End-to-End Abstractive NLP Pipeline (BART)

Complete MLOps pipeline for Abstractive Text Summarization using Hugging Face's BART-base model, fine-tuned on the scientific_papers/arxiv dataset. Features include structured training, ROUGE/BERTScore evaluation, and deployment to the Hugging Face Hub and Spaces.

Project Highlights

This project goes beyond a simple fine-tuning task, showcasing expertise in building reproducible, production-ready NLP systems:

Domain Specialization: Model is robustly fine-tuned on the scientific_papers/arxiv corpus (article $\rightarrow$ abstract), ensuring high-quality, domain-appropriate summarization.
Structured MLOps Pipeline: Features a clean src/ package structure with explicit stages (data ingestion, tokenization, training, evaluation, artifact management).
Reproducibility & Stability: Uses deterministic seeds, implements disk-cached datasets (for efficiency), pins dependency requirements, and provides specific stability flags for multi-OS support.
Comprehensive Evaluation: Utilizes both ROUGE-1/2/L (lexical overlap) and the advanced BERTScore (semantic similarity) to provide a complete view of model performance.
Deployment Ready: The fine-tuned model is versioned and hosted on the Hugging Face Hub (ashbix23/bart-summariser-model) and consumed by a public Gradio Space demo.

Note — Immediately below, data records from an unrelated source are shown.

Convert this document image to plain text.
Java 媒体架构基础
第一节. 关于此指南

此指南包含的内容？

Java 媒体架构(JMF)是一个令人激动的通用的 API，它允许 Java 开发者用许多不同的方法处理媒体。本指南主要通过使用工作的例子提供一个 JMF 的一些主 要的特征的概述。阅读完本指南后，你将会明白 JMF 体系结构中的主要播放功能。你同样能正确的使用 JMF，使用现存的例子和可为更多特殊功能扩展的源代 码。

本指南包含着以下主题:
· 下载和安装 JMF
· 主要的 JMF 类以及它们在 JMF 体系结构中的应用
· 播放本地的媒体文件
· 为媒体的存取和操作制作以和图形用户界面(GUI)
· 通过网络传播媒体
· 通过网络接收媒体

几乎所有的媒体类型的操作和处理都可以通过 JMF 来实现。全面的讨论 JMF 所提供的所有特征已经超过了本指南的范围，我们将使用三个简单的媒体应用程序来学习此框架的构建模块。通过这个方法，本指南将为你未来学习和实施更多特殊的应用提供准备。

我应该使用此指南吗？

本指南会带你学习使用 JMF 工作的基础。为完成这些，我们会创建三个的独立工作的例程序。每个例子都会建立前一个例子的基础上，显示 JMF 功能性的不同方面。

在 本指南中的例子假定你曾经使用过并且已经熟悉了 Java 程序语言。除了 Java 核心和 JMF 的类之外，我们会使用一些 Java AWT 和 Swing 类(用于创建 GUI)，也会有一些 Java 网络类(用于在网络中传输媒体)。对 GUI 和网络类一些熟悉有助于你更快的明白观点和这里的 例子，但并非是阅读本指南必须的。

Quick Links (Deployment Artifacts)

Resource	Value	Link (Username: `ashbix23`)
Hosted Model	Model Checkpoint & Versioning	`ashbix23/bart-summariser-model`
Interactive Demo	Live Gradio Deployment	`ashbix23/text-summarisation-hf`

Evaluation Results (Validation Subset)

Evaluation was performed on a validation subset after fine-tuning on a 40k train / 4k val slice, a common practice for rapid iteration and establishing a strong baseline.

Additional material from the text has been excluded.